In A History of the Football, I mention that stripes were added to footballs for two primary reasons. One was the desire to make the ball more visible under the poor lighting conditions of the 1920s and 1930s. The second reason was that teams wearing brown or white uniforms gained a camouflage advantage when playing with a plain brown or white ball.
There was another aspect of the camouflage issue of the late 1920s that a reader, Carter Claiborne, mentioned coming across in a game played two decades earlier. It arose in the 1909 Virginia Polytech-North Carolina State game played on Thanksgiving Day in Norfolk, which Virginia Tech won 18-5.

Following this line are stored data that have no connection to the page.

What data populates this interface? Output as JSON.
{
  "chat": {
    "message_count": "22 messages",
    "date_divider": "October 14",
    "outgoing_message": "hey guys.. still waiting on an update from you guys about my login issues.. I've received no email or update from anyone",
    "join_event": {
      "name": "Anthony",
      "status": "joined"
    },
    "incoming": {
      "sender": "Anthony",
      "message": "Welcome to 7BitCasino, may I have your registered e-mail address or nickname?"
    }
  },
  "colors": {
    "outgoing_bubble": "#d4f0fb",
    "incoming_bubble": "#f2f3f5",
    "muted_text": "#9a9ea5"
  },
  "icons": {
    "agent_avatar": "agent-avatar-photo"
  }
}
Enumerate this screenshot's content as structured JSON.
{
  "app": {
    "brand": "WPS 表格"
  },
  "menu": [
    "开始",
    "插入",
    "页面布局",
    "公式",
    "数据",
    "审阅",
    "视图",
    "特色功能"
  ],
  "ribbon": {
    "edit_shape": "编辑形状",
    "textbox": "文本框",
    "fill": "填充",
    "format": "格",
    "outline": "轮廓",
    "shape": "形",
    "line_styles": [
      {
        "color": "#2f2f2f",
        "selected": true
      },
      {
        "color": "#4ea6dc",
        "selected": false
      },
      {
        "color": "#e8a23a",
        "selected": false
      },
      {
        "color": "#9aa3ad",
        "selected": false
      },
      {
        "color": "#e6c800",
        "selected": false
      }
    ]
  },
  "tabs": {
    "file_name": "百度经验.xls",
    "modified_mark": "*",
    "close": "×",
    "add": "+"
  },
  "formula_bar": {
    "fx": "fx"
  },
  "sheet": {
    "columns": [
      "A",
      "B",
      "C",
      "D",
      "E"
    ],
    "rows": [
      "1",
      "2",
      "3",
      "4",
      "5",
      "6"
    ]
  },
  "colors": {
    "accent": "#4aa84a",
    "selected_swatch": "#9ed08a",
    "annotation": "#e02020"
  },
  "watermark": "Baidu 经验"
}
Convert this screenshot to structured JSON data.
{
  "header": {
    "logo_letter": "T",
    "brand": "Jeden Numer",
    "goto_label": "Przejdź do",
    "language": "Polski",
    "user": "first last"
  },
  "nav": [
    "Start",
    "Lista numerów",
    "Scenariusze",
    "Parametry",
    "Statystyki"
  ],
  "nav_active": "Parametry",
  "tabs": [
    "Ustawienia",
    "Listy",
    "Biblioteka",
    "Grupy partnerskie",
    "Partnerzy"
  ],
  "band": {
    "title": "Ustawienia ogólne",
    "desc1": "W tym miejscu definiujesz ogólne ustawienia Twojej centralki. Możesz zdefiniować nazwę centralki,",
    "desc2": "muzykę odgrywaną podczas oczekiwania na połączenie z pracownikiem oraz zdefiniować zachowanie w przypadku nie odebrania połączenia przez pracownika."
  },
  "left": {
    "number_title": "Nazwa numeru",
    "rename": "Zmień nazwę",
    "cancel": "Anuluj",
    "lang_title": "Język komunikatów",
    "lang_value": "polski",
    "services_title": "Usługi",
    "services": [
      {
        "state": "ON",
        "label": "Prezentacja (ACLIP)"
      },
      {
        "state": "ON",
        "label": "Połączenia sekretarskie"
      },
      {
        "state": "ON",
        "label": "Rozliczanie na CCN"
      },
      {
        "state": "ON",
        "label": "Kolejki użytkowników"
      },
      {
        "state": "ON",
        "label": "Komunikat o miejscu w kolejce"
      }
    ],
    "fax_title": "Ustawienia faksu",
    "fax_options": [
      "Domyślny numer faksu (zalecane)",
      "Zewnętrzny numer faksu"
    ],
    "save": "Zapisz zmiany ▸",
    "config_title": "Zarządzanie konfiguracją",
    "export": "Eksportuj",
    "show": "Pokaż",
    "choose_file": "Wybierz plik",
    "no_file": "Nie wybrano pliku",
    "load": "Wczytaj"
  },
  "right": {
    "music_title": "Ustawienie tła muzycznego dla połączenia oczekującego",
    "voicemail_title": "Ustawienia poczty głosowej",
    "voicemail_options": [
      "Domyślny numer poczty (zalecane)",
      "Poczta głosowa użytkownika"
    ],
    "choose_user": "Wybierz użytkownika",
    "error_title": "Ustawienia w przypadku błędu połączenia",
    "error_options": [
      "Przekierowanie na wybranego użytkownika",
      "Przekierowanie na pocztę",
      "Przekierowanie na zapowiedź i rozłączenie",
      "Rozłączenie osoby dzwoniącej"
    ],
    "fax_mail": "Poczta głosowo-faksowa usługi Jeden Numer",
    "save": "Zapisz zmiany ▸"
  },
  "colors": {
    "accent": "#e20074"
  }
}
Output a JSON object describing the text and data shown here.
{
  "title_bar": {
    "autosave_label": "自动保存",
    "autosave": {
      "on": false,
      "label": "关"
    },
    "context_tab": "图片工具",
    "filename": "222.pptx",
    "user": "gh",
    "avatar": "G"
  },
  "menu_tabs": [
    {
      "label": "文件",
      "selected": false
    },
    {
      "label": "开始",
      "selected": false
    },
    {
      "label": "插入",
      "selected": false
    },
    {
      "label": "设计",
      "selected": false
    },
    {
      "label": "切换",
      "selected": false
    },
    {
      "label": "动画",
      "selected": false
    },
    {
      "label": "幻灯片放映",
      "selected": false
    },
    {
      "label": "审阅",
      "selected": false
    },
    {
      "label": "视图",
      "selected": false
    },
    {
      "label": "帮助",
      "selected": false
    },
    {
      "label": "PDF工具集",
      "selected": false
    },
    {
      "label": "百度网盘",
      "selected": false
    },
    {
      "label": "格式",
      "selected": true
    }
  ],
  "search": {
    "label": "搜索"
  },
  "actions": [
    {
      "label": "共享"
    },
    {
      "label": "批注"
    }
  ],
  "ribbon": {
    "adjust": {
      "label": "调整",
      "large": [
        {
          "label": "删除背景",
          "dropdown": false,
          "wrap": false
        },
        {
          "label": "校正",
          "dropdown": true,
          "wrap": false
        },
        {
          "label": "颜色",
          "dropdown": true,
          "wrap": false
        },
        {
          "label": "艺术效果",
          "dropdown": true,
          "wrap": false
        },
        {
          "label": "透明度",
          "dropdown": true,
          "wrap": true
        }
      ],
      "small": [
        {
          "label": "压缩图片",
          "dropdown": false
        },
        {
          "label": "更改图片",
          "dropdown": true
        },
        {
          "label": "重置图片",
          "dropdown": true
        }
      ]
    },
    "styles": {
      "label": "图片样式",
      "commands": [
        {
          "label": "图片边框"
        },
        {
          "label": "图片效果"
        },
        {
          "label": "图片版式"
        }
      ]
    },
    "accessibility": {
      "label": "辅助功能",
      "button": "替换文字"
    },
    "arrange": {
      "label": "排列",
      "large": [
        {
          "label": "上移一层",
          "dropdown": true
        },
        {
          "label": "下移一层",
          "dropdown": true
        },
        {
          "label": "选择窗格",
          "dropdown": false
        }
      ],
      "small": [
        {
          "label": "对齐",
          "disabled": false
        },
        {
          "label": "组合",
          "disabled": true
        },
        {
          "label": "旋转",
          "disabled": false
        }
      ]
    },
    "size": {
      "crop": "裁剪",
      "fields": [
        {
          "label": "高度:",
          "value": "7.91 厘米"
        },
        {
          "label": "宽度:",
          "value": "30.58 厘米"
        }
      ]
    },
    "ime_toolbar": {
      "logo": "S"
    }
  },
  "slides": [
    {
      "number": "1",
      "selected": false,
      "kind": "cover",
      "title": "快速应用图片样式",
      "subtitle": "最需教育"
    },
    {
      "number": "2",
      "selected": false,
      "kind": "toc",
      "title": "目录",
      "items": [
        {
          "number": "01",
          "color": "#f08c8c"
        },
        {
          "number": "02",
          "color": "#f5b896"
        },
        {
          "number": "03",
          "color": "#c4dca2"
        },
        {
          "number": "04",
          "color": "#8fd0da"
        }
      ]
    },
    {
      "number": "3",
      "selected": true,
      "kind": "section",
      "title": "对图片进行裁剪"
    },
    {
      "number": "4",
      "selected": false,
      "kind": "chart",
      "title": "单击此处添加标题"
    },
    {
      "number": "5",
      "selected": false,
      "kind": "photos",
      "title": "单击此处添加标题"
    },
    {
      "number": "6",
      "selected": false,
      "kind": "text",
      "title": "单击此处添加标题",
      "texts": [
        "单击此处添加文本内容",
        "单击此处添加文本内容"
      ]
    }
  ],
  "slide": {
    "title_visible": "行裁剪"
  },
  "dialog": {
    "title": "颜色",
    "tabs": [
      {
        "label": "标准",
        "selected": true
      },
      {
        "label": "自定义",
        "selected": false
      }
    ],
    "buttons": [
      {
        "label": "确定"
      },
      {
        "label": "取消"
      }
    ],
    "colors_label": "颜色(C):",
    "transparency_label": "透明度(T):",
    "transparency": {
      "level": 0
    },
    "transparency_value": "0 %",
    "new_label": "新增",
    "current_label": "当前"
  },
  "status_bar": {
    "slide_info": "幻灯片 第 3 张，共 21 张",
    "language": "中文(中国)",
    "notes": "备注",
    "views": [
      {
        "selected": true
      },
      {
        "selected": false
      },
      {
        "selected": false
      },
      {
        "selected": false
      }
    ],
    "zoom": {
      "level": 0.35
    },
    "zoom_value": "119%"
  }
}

The 1909 Poly team had three Hodgson brothers in the lineup, but the most important one in this story was E. R., the team's right guard. He also handled the kicking and punting duties. Ol' E. R. was also the head trickeration man that day.
Virginia Poly took a 6-0 lead 12 minutes into the game when Vivian Hodgson had a short TD run, after which E. R. converted.
About five minutes later, the boys from Tech had the ball on the NC State 35 when E. R. dropped back to attempt a field goal as left end Luttrell positioned himself to hold. As the center snapped the ball, E. R. Hodgson removed his brown leather helmet and threw it over the right side of his offensive line, simulating a forward pass. (The helmets and head harnesses of the day were much flimsier than those to come.) As E. R.'s helmet flew over the starboard side, Luttrell dashed around the left side of the line, taking it 35 yards across the goal line. There may have been earlier instances of the old fake-pass-or-fake-a-fumble-by-tossing-your-helmet trick, but the Hokies are the first to do so that I've heard of.
Their trickeration didn't stop there. Early in the second half, Poly had the ball on their own 35-yard line when E. R. Hodgson dropped back to punt once again. Rather than punt, he faked a pass and handed the ball to Hughes, the quarterback, on an early version of a draw or Statue of Liberty play. Hughes took it around the end for a 75-yard touchdown.
The fake pass and fake fumble trick became an issue in the late 1920s, leading the rule makers of 1930 to require helmets to have stripes of contrasting colors. Winged helmets and other schemes for painting the leather helmet straps ended the helmet toss trick, as did the onset of plastic helmets a decade later.